In a hearing with Secretary of State Mike Pompeo Wednesday, Rep. Brad Sherman raised the issues of the part 810 authorizations and asked that Pompeo share those documents with the committee.
“One thing that is in our interest is to prevent Saudi Arabia from getting a nuclear weapon,” Sherman said. "What I’ve seen in this administration recently ... is an effort to evade Congress and to some extent evade your department and provide substantial nuclear technology and aid to Saudi Arabia while [the country] refuses to abide by any of the controls we would like to see regarding reprocessing, enrichment."
Pompeo said the State Department is still looking into the assistance Saudi Arabia could receive from U.S. companies on nuclear development and how to prevent the country from developing nuclear weapons.
The Daily Beast previously reported that as of late last year, members of the State Department were working actively to develop what’s known as a 123 agreement under the Atomic Energy Act.
The deal would provide the overall structure for nuclear cooperation between the U.S. and Saudi Arabia and would help guide the process of American companies exporting their nuclear technology to Riyadh.

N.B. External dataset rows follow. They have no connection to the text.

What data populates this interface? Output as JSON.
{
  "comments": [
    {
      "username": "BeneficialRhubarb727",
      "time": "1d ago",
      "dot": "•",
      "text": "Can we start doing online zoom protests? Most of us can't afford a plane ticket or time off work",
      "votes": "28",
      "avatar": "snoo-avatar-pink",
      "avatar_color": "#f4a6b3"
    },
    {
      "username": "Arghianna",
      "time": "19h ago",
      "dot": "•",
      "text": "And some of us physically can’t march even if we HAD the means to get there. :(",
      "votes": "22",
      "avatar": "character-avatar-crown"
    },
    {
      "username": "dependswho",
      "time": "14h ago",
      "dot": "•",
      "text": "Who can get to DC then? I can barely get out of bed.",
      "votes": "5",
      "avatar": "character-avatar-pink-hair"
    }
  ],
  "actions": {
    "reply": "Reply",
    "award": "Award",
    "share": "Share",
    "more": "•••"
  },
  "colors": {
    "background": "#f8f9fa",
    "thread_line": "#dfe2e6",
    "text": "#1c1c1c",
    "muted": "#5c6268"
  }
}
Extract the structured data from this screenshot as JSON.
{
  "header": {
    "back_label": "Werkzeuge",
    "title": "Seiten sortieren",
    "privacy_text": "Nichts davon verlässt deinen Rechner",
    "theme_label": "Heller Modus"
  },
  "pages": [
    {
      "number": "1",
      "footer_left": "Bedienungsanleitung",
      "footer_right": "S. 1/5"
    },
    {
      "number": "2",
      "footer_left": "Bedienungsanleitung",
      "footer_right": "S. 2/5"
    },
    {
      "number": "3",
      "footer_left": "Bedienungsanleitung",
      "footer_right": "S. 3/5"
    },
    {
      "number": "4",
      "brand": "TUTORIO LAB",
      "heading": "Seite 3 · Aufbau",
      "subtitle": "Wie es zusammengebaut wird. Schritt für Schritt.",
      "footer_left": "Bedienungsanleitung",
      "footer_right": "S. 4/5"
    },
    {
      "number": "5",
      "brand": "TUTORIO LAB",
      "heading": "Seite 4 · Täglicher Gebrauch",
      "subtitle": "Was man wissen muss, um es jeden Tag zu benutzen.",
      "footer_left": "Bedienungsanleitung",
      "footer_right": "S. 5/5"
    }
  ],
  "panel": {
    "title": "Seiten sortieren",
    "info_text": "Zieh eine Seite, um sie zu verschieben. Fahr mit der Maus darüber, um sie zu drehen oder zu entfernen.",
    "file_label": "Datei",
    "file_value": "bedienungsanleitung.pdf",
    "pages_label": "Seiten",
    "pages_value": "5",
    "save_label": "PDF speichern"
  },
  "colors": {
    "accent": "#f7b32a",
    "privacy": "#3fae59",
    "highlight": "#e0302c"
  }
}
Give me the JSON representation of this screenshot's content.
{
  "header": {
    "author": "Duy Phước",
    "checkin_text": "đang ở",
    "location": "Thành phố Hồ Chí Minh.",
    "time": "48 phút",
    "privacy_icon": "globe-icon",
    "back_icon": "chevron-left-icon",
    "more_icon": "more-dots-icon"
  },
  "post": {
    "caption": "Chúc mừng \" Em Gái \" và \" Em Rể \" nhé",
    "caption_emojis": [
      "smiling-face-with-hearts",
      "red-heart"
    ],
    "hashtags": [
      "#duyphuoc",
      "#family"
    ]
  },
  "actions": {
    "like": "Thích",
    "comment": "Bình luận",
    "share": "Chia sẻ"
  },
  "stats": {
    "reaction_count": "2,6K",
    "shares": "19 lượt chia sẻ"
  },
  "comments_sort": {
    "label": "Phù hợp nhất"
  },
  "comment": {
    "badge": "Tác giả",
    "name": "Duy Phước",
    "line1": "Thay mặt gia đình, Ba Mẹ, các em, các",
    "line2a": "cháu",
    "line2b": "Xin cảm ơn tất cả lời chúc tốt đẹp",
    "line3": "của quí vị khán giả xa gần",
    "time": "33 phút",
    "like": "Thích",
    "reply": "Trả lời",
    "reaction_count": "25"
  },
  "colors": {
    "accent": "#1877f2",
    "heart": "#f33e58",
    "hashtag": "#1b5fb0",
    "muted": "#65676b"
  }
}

The Atomic Energy Act requires legally binding commitments from countries that work with U.S. nuclear technology that they will not use those materials for making nuclear weapons. The law also mandates that the U.S. has to approve any enrichment of uranium involving American technology. The U.S. has over two dozen 123 agreements with countries such as Egypt, the United Arab Emirates, and Canada.
Trump’s son-in-law Jared Kushner met with Saudi Crown Prince Mohammed bin Salman and other members of the Saudi government in Riyadh last month. Sources told The Daily Beast that members of the U.S. embassy in Riyadh were essentially shut out of those conversations, raising concern by Democratic lawmakers that Kushner and MBS had discussed a nuclear deal with minimal oversight.